Fintech Industry Draws More MBA Graduates

Fintech Industry Draws More MBA Graduates

Part of the reason for this development is that fintech founders are looking for well-qualified staff at business schools, the Financial Times reports. Many of those founders went to business school. Giles Andrews, British founder of peer-to-peer lending platform Zopa, and Taavet Hinrikus, the Estonian-born chief executive of online foreign exchange marketplace TransferWise, are INSEAD (France) MBA graduates. Jeff Lynn and Carlos Silva jointly developed the business plan for equity crowdfunding business Seedrs as part of their MBA course at Oxford’s Saïd Business School (UK).

About a fifth of hires from the international MBA class at IE Business School (Spain) last year were made by financial services companies. The fintech industry made 5% of those hires, up from none last year. A 2015 Goldman Sachs report estimated USD 4.7 trillion of financial services revenue was at risk of displacement from financial technology groups.

Graduates are drawn to these fast-growing young ventures where their decisions count and mark them out as a vital member of the team, Irina Zilbergleyt, IE’s director of talent and careers, told the Financial Times. The trend presents investment banks and consultancy firms with competition.

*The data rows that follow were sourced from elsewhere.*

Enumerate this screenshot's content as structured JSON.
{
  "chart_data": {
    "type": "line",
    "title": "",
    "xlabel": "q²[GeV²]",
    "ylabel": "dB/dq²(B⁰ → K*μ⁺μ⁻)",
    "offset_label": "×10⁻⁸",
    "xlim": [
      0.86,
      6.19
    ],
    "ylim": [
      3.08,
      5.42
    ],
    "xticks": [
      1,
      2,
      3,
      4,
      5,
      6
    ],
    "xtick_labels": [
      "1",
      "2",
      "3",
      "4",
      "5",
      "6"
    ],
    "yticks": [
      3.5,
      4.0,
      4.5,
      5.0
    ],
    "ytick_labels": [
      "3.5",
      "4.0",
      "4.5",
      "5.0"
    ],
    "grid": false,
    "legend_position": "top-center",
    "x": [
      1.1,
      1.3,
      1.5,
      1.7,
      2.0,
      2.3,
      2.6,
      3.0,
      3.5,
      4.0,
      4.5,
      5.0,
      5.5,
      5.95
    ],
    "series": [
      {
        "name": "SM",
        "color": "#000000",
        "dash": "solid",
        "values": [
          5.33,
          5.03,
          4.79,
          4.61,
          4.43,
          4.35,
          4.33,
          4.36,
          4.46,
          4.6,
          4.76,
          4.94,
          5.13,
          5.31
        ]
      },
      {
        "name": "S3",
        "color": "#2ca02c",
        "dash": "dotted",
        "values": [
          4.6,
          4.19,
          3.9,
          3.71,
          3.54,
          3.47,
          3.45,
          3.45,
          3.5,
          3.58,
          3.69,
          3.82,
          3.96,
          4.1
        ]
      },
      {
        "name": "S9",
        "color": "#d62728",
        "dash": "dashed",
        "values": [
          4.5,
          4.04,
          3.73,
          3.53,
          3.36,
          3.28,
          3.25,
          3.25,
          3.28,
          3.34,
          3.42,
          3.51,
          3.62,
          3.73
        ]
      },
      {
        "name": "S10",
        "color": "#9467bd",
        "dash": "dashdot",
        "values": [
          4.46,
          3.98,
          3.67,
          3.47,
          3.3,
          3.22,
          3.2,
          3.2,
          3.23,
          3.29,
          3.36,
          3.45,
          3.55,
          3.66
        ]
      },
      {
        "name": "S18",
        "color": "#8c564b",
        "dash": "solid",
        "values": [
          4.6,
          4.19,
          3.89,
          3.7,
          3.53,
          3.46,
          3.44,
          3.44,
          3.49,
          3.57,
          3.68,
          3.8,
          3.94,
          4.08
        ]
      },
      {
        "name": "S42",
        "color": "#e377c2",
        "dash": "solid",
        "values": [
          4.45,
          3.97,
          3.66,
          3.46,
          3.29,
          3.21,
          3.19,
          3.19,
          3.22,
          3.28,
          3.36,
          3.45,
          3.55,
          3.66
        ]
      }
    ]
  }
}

According to Zilbergleyt,

One of the biggest talent acquisition concerns of big banks is losing top talent to fintech and other technology companies.

Nick Hungerford, an MBA graduate and founder of Nutmeg, the online wealth management service, returned to the UK straight from the Silicon Valley campus of Stanford Graduate School of Business (US) to start his company in 2011. Eight of Nutmeg’s 78 staff are MBA graduates, including two product managers, its chief marketing officer, chief architect and head engineer.

Another proponent is Niels Turfboer, who held senior posts with ABN Amro and ING before completing a joint MBA, split between a year at IE and a year at New York University’s Stern School of Business (US). He became interested in tech start-ups that tried to disrupt the markets his former employers were operating in, and is now managing director for the UK and Benelux at Spotcap, a US-based online lender to small businesses.

MBA graduates are unlikely to join fintech companies in the expectation of high salaries. Many, particularly those who have worked in private equity, understand start-ups operate differently, Nutmeg’s Hungerford says, adding that:

In the UK, people are a lot less familiar with having remuneration based on equity rather than cash and a bonus, but not among MBAs, who come with an understanding that equity can be a more valuable reward.

Other attractions for MBA graduates include the opportunity to see first-hand how to set up and run a fintech company. Slava Kremerman, an INSEAD graduate and former strategy consultant for Aon, worked for Hungerford at Nutmeg for three years, moving through several senior roles and receiving mentoring support, before quitting to found an online jobs-matching service for supply teachers, called Zen Education.

He was one of these guys who works for 15 hours a day, Hungerford says. The deal was that, if he came to work for Nutmeg, Hungerford would in return teach him how to start a business.